Over time, I learned to escape in other ways that didn't require me to go anywhere. I could be in one place physically and so far away in my mind that I existed in two different realities. Maybe this is why drinking felt like such an easy path to a new world. With enough liquor in your system, like a magical elixir, you can transport yourself nearly anywhere. But with a tendency to drink until I was black-out drunk, I often sent myself into a dark in-between, a place where I wasn't dead, but I sure as hell wasn't alive.
On Friday, I had breakfast with someone well-versed in astrology who nearly gasped when they saw my chart. Unbeknownst to me, most of my planets are in the eighth house, also known to some as "the house of death." Though the information was new, it wasn't surprising. From my past to how I show up in the present, death and dying have become consistent themes, whether literal or proverbial. It makes me wonder if this is why I've always chased the things that make me feel the most alive. My spirit must have already had a knowing that the cosmos had cast a shadow over me, and I was hungry for light.
I've been listening to Dear Senthuran by Akwaeke Emezi for the past few days, and the best way to describe their writing is hauntingly beautiful. In one chapter, they talk about the pathos plant and the difficulty in killing them. Nature remains such a strong reflection of this human experience.
It won't die. It won't rot. It will spill in two directions, insistently alive despite the amputation. Glorious with its wounds. It's not easy to kill a pathos. That's why some give its name over to the devil. It's not easy to kill me either. I am at once the person most bent on my death and the person most successful at keeping me alive.
-Akwaeke Emezi, Dear Senthuran
When life begins to seem too heavy, too much, I consider the path I've traveled up to this point. From the outside, people see my armor, a direct reflection of the battles I've fought, and declare me a warrior, one of the strongest people they know. Few people see me clearly and closely enough to have a stark and sobering awareness of the wounds I still tend to, which many assume have healed.

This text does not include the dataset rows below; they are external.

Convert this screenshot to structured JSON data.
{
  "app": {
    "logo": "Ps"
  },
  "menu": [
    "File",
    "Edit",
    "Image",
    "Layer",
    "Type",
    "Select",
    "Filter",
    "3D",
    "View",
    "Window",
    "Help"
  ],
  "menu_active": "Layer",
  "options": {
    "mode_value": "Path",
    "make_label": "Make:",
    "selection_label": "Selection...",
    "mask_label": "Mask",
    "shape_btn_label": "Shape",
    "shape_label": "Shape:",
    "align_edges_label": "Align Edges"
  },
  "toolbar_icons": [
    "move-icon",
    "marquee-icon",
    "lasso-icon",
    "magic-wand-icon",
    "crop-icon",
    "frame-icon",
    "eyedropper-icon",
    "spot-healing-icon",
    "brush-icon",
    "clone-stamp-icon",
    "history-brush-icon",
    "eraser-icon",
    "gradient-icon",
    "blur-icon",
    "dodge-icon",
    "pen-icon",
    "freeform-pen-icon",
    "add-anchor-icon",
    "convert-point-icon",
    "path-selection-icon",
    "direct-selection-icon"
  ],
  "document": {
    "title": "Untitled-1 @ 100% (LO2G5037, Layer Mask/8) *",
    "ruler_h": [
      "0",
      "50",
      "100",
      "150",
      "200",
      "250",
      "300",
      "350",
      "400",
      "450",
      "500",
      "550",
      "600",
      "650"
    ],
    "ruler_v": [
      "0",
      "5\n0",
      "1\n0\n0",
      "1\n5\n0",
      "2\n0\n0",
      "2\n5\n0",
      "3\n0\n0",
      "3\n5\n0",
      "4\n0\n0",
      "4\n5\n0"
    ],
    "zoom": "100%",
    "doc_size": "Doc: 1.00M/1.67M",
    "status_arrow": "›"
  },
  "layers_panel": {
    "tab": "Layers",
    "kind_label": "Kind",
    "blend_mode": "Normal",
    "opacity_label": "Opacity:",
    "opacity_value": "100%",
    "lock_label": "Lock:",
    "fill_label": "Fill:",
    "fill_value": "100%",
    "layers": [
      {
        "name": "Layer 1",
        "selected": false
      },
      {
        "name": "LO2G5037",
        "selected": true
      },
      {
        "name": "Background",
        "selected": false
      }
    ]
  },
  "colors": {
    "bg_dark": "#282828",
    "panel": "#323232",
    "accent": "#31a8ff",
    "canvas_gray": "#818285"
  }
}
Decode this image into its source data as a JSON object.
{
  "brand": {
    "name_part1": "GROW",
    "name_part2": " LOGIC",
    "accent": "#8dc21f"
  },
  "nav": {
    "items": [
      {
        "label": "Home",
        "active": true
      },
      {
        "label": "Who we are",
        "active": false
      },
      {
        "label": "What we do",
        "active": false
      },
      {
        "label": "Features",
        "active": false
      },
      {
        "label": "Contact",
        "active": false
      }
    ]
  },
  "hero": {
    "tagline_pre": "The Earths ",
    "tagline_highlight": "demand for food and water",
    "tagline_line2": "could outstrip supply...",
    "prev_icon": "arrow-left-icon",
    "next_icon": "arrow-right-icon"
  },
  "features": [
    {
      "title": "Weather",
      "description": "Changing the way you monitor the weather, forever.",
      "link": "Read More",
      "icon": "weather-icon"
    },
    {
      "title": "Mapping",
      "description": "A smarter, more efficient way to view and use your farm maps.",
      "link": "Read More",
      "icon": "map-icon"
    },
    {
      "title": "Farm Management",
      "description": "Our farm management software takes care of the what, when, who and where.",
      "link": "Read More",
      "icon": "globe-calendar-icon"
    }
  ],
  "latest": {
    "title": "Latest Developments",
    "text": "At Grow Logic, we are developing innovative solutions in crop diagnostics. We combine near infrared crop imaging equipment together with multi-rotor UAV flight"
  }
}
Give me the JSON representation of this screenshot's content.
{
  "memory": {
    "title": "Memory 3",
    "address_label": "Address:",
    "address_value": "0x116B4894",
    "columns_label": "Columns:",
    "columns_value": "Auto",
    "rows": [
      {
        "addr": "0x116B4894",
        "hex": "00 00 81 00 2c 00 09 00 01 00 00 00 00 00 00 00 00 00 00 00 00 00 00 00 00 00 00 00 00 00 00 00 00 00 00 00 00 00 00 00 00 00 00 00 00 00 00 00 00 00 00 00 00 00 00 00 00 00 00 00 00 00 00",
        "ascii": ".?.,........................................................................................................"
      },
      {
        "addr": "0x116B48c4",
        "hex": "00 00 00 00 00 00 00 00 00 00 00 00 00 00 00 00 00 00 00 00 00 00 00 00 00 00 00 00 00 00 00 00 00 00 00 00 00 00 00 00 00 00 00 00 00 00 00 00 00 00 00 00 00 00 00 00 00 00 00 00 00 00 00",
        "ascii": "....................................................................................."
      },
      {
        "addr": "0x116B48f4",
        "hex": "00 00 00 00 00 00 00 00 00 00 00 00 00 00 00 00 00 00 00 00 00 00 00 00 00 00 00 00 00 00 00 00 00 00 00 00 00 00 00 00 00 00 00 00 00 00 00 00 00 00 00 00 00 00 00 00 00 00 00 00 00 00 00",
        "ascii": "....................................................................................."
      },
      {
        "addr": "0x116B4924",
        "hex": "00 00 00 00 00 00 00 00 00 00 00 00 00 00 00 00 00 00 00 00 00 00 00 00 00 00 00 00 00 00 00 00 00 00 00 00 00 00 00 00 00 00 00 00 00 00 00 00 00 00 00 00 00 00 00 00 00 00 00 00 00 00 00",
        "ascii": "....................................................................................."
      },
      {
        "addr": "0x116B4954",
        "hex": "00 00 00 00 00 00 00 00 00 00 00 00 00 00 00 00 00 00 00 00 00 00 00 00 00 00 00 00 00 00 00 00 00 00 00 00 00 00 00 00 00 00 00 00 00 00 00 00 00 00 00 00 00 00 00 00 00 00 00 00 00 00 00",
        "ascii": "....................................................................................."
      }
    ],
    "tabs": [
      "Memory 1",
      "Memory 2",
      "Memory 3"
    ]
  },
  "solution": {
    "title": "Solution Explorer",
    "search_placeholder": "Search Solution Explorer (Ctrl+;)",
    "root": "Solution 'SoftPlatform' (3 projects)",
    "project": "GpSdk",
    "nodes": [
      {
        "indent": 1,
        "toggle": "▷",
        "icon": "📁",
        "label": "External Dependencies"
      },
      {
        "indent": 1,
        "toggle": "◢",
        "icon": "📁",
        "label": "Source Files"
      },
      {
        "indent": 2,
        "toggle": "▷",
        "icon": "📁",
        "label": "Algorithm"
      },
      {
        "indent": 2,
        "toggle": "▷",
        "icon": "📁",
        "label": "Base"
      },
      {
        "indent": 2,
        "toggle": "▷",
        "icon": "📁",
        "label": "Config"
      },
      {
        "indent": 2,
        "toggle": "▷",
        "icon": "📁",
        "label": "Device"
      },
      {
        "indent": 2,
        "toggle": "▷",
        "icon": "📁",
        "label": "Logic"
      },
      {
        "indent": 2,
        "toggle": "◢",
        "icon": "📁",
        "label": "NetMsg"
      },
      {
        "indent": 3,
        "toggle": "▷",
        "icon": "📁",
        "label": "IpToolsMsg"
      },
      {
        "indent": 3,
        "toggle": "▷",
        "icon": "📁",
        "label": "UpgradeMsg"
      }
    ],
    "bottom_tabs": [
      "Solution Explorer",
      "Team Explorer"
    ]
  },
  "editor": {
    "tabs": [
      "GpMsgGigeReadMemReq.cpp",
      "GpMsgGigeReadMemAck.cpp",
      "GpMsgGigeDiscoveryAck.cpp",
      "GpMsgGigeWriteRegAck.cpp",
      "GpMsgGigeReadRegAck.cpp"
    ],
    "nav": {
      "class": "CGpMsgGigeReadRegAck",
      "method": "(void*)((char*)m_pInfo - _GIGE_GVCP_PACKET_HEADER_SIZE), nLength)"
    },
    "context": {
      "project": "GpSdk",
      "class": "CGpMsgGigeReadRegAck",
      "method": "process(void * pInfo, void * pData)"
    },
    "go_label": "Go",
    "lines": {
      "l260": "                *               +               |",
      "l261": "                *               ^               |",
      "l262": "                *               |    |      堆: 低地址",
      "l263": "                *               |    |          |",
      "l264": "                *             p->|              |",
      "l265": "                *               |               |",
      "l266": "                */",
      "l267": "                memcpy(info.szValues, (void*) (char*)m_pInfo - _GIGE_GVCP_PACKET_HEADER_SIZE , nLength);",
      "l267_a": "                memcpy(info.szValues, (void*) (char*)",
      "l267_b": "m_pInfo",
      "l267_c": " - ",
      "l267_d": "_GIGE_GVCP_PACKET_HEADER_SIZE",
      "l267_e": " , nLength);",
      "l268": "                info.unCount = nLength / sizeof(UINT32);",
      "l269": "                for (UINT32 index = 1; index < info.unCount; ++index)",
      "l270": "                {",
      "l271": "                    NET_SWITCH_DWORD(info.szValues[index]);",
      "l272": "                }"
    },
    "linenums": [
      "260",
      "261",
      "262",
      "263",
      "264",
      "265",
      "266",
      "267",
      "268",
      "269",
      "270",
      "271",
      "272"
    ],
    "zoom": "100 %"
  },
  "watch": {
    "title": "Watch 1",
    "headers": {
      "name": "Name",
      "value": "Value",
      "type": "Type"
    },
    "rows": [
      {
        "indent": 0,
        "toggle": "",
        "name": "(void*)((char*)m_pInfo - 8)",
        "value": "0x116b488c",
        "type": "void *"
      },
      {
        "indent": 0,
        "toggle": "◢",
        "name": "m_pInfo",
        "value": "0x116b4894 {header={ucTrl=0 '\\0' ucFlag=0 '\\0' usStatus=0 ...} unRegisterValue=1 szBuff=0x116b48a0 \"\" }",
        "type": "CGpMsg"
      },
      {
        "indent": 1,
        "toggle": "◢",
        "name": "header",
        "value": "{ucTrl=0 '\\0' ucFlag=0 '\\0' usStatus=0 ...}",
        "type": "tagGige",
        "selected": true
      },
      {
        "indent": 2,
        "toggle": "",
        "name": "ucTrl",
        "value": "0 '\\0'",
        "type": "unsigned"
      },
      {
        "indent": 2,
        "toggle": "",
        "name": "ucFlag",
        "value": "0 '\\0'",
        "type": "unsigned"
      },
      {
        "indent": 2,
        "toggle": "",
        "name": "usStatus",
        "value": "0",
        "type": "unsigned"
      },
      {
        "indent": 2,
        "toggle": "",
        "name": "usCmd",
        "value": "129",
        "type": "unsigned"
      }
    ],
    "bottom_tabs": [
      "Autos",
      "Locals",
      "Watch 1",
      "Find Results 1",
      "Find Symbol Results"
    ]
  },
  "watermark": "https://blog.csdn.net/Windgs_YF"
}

On Sunday at a friend's house, I found myself floating in the pool, my eyes focused on the cloudy sky above; a storm was on the horizon. With my ears submerged under the water, the world's noise ceased. I felt so light; the heaviness was gone. In all its grace and strength, the water held me, caressed me, asking me to give it all my worries and the weight I could no longer carry. As the birds circled overhead, almost as if to let me know that they saw me and that this freedom to fly wasn't just reserved for them, I thought about how precious life is. How often do we miss the beauty of life because we're so busy bracing for the next storm?
I'm trying to forge a new relationship with death, which feels odd to say as a 33-year-old. One that's based on acceptance rather than fear of the inevitable. A relationship that asks me to show up daily and live to the fullest. Without any context of my past experiences, I know it troubles some people when I begin veering into this murky topic. Who wants to hear about death when there is so much life to be lived? But how can you really live if you don't maintain a healthy awareness of the unavoidable fact that you can't live forever, at least not in this body?
In a society so poised to turn away from death, I admire those who stare it directly in the face. Audre Lorde's Burst of Light goes into deeper detail about her cancer battle, which ultimately claimed her life in 1992 at just 58 years old. A quote from this book reads, "…I live my days against a background noise of mortality and constant uncertainty. Learning not to crumple before these uncertainties fuels my resolve to print myself upon the texture of each day fully rather than forever." Isn't this the way it should be? Living, truly living, because you know one day you will return to where you came from.